In all respect to both clubs, they did get to the championship without a high-priced designated player leading the way, and in fact, it wasn't their max-money contract names who can lay serious claim to being catalysts.

Furthermore, in all fairness to MLS, the league is competing in an ultra-competitive market. Garber even said it himself in the sense that while popular European soccer leagues are competing against each other, MLS is in a dogfight with MLB, the NBA, NHL and most importantly the NFL. Really, how many people in the tri-state area really plan to tune in to the prime-time proceedings in Toronto when the reborn Michael Vick and the Eagles host divisional rivals in the New York Giants during the same time slot?

"It's not just as simple as marketing because if it was, that is an easy thing to fix," said Garber. "We collectively could spend more money marketing our game broadcast. It is a changing landscape here in the United States and in Canada. We have been working with our broadcast partners to ensure we have the right schedule, to ensure that we're producing the games of the highest quality, all in high-definition, to provide more exclusive nights or windows, and to work hard with each of them on promotion."
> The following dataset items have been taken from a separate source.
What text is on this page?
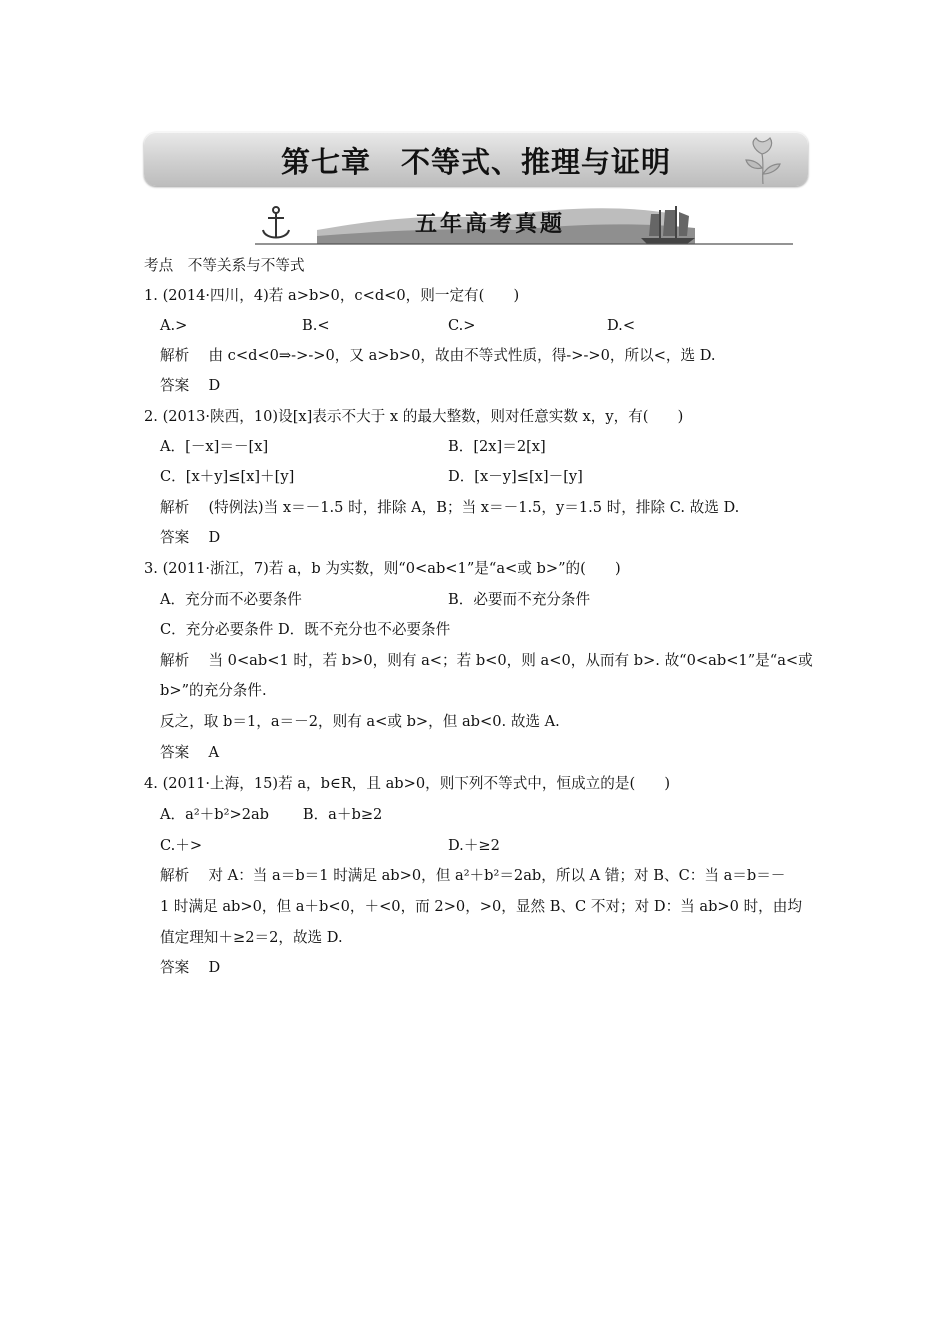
第七章　不等式、推理与证明
五年高考真题
考点　不等关系与不等式
1. (2014·四川，4)若 a>b>0，c<d<0，则一定有(　　)
A.>	B.<	C.>	D.<
解析　 由 c<d<0⇒->->0，又 a>b>0，故由不等式性质，得->->0，所以<，选 D.
答案　 D
2. (2013·陕西，10)设[x]表示不大于 x 的最大整数，则对任意实数 x，y，有(　　)
A．[－x]＝－[x]	B．[2x]＝2[x]
C．[x＋y]≤[x]＋[y]	D．[x－y]≤[x]－[y]
解析　 (特例法)当 x＝－1.5 时，排除 A，B；当 x＝－1.5，y＝1.5 时，排除 C. 故选 D.
答案　 D
3. (2011·浙江，7)若 a，b 为实数，则“0<ab<1”是“a<或 b>”的(　　)
A．充分而不必要条件	B．必要而不充分条件
C．充分必要条件 D．既不充分也不必要条件
解析　 当 0<ab<1 时，若 b>0，则有 a<；若 b<0，则 a<0，从而有 b>. 故“0<ab<1”是“a<或
b>”的充分条件.
反之，取 b＝1，a＝－2，则有 a<或 b>，但 ab<0. 故选 A.
答案　 A
4. (2011·上海，15)若 a，b∈R，且 ab>0，则下列不等式中，恒成立的是(　　)
A．a²＋b²>2ab　　 B．a＋b≥2
C.＋>	D.＋≥2
解析　 对 A：当 a＝b＝1 时满足 ab>0，但 a²＋b²＝2ab，所以 A 错；对 B、C：当 a＝b＝－
1 时满足 ab>0，但 a＋b<0，＋<0，而 2>0，>0，显然 B、C 不对；对 D：当 ab>0 时，由均
值定理知＋≥2＝2，故选 D.
答案　 D
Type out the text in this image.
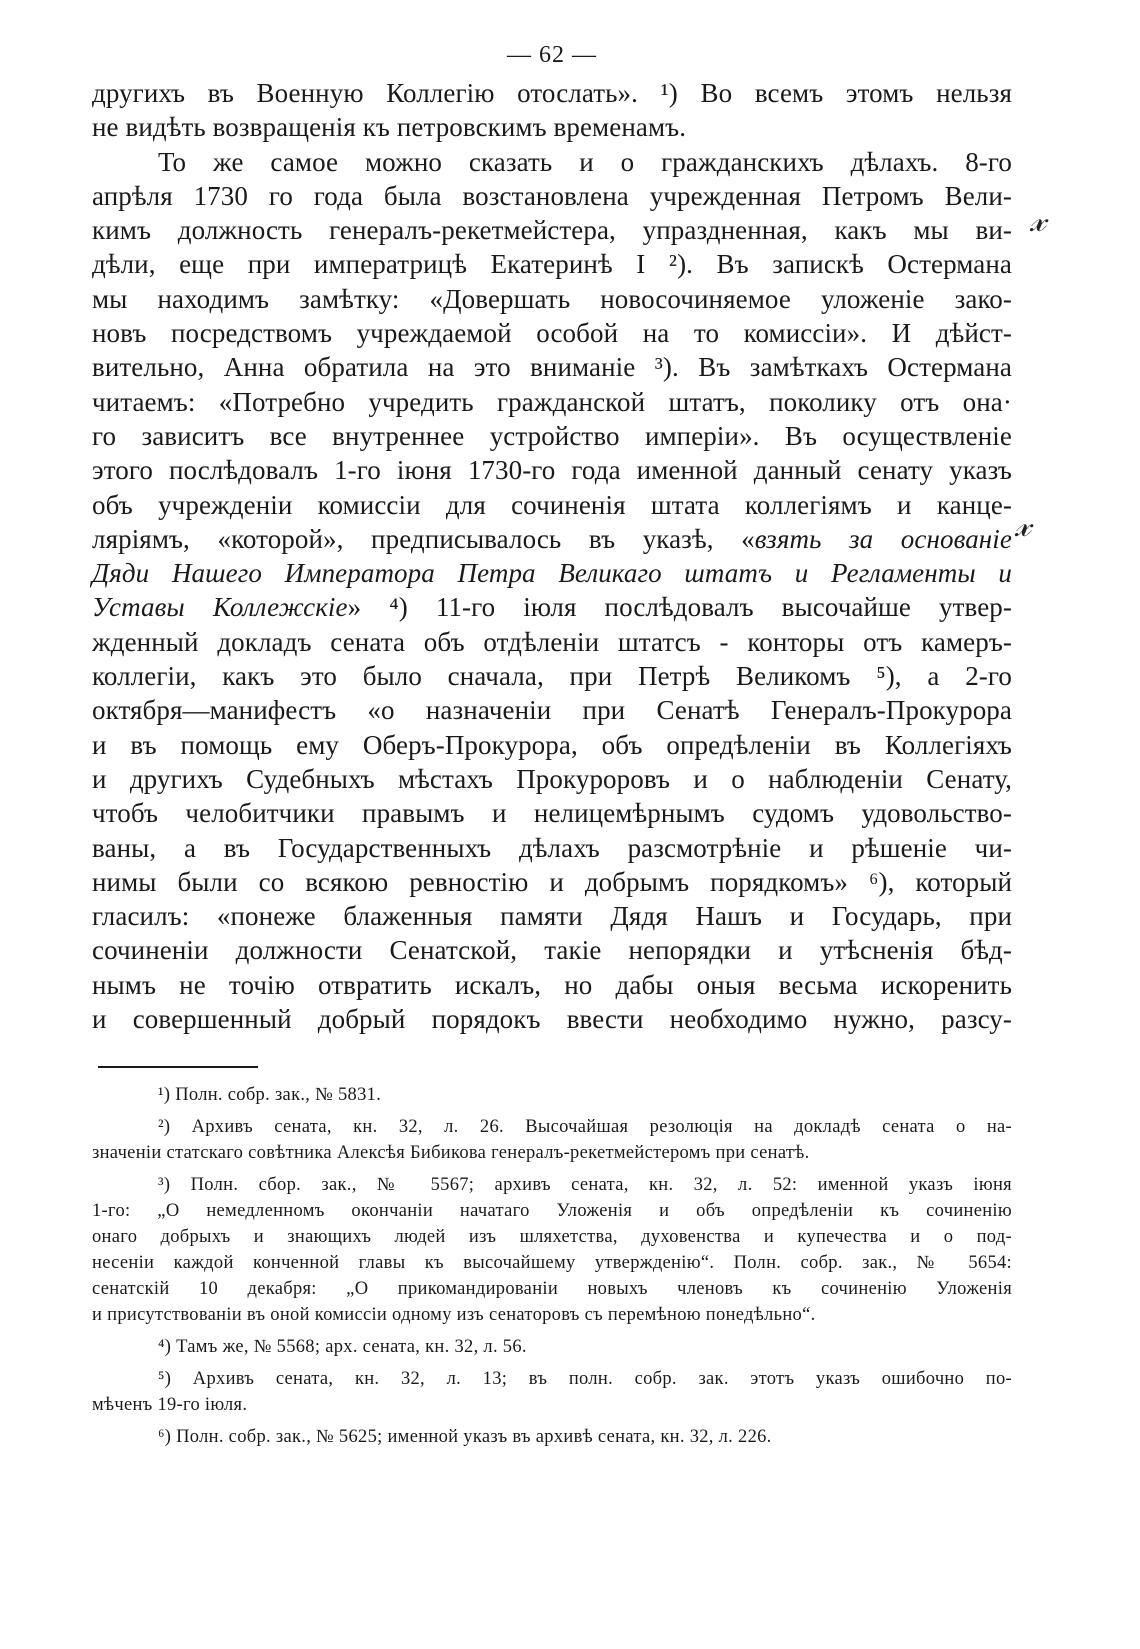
— 62 —
другихъ въ Военную Коллегію отослать». ¹) Во всемъ этомъ нельзя
не видѣть возвращенія къ петровскимъ временамъ.
То же самое можно сказать и о гражданскихъ дѣлахъ. 8-го
апрѣля 1730 го года была возстановлена учрежденная Петромъ Вели-
кимъ должность генералъ-рекетмейстера, упраздненная, какъ мы ви-
дѣли, еще при императрицѣ Екатеринѣ I ²). Въ запискѣ Остермана
мы находимъ замѣтку: «Довершать новосочиняемое уложеніе зако-
новъ посредствомъ учреждаемой особой на то комиссіи». И дѣйст-
вительно, Анна обратила на это вниманіе ³). Въ замѣткахъ Остермана
читаемъ: «Потребно учредить гражданской штатъ, поколику отъ она·
го зависитъ все внутреннее устройство имперіи». Въ осуществленіе
этого послѣдовалъ 1-го іюня 1730-го года именной данный сенату указъ
объ учрежденіи комиссіи для сочиненія штата коллегіямъ и канце-
ляріямъ, «которой», предписывалось въ указѣ, «взять за основаніе
Дяди Нашего Императора Петра Великаго штатъ и Регламенты и
Уставы Коллежскіе» ⁴) 11-го іюля послѣдовалъ высочайше утвер-
жденный докладъ сената объ отдѣленіи штатсъ - конторы отъ камеръ-
коллегіи, какъ это было сначала, при Петрѣ Великомъ ⁵), а 2-го
октября—манифестъ «о назначеніи при Сенатѣ Генералъ-Прокурора
и въ помощь ему Оберъ-Прокурора, объ опредѣленіи въ Коллегіяхъ
и другихъ Судебныхъ мѣстахъ Прокуроровъ и о наблюденіи Сенату,
чтобъ челобитчики правымъ и нелицемѣрнымъ судомъ удовольство-
ваны, а въ Государственныхъ дѣлахъ разсмотрѣніе и рѣшеніе чи-
нимы были со всякою ревностію и добрымъ порядкомъ» ⁶), который
гласилъ: «понеже блаженныя памяти Дядя Нашъ и Государь, при
сочиненіи должности Сенатской, такіе непорядки и утѣсненія бѣд-
нымъ не точію отвратить искалъ, но дабы оныя весьма искоренить
и совершенный добрый порядокъ ввести необходимо нужно, разсу-
¹) Полн. собр. зак., № 5831.
²) Архивъ сената, кн. 32, л. 26. Высочайшая резолюція на докладѣ сената о на-
значеніи статскаго совѣтника Алексѣя Бибикова генералъ-рекетмейстеромъ при сенатѣ.
³) Полн. сбор. зак., № 5567; архивъ сената, кн. 32, л. 52: именной указъ іюня
1-го: „О немедленномъ окончаніи начатаго Уложенія и объ опредѣленіи къ сочиненію
онаго добрыхъ и знающихъ людей изъ шляхетства, духовенства и купечества и о под-
несеніи каждой конченной главы къ высочайшему утвержденію“. Полн. собр. зак., № 5654:
сенатскій 10 декабря: „О прикомандированіи новыхъ членовъ къ сочиненію Уложенія
и присутствованіи въ оной комиссіи одному изъ сенаторовъ съ перемѣною понедѣльно“.
⁴) Тамъ же, № 5568; арх. сената, кн. 32, л. 56.
⁵) Архивъ сената, кн. 32, л. 13; въ полн. собр. зак. этотъ указъ ошибочно по-
мѣченъ 19-го іюля.
⁶) Полн. собр. зак., № 5625; именной указъ въ архивѣ сената, кн. 32, л. 226.
𝓍
𝓍
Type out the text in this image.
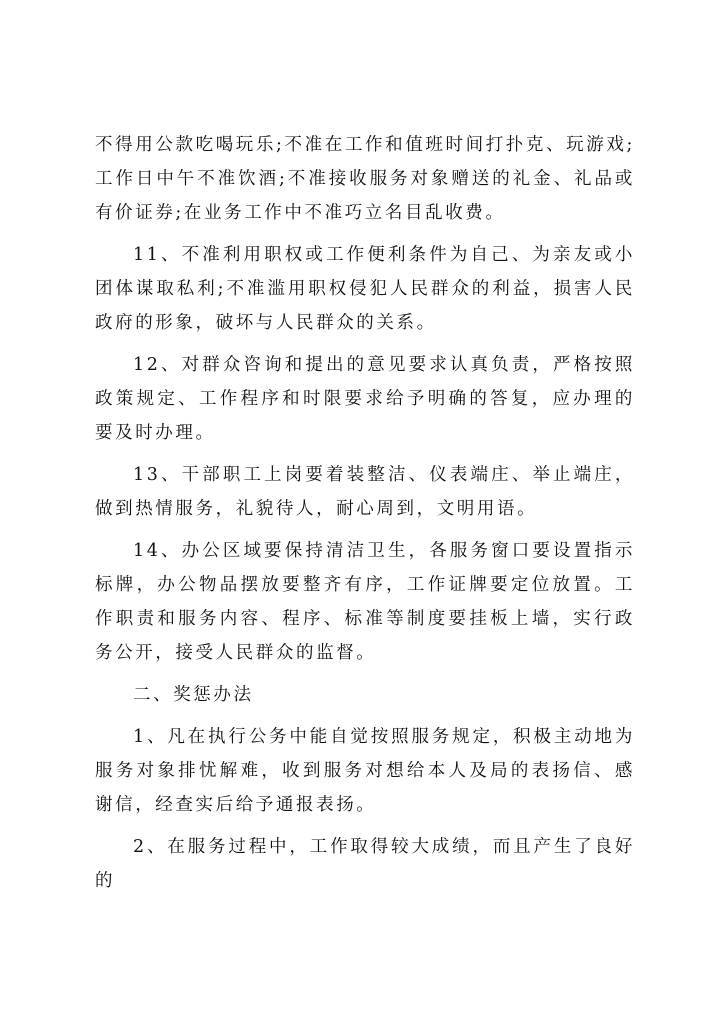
不得用公款吃喝玩乐;不准在工作和值班时间打扑克、玩游戏;工作日中午不准饮酒;不准接收服务对象赠送的礼金、礼品或有价证券;在业务工作中不准巧立名目乱收费。

11、不准利用职权或工作便利条件为自己、为亲友或小团体谋取私利;不准滥用职权侵犯人民群众的利益，损害人民政府的形象，破坏与人民群众的关系。

12、对群众咨询和提出的意见要求认真负责，严格按照政策规定、工作程序和时限要求给予明确的答复，应办理的要及时办理。

13、干部职工上岗要着装整洁、仪表端庄、举止端庄，做到热情服务，礼貌待人，耐心周到，文明用语。

14、办公区域要保持清洁卫生，各服务窗口要设置指示标牌，办公物品摆放要整齐有序，工作证牌要定位放置。工作职责和服务内容、程序、标准等制度要挂板上墙，实行政务公开，接受人民群众的监督。

二、奖惩办法

1、凡在执行公务中能自觉按照服务规定，积极主动地为服务对象排忧解难，收到服务对想给本人及局的表扬信、感谢信，经查实后给予通报表扬。

2、在服务过程中，工作取得较大成绩，而且产生了良好的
FSC, whose contract with MLS ends this season, has yet to agree to an extension with the league. Garber noted that the league is in talks with cable sports network Versus on a possible deal, but nothing with either network has been finalized.

Mind you, MLS is on path to field 20 teams - five in major markets - by 2013.

So while you can expect a sold-out crowd at BMO Field Sunday night (as MLS can lay claim to historically large crowds for its finale) don't expect anyone but true MLS aficionados to flock to television screens between 8-11 p.m.

Sadly enough, it is an unfortunate reality.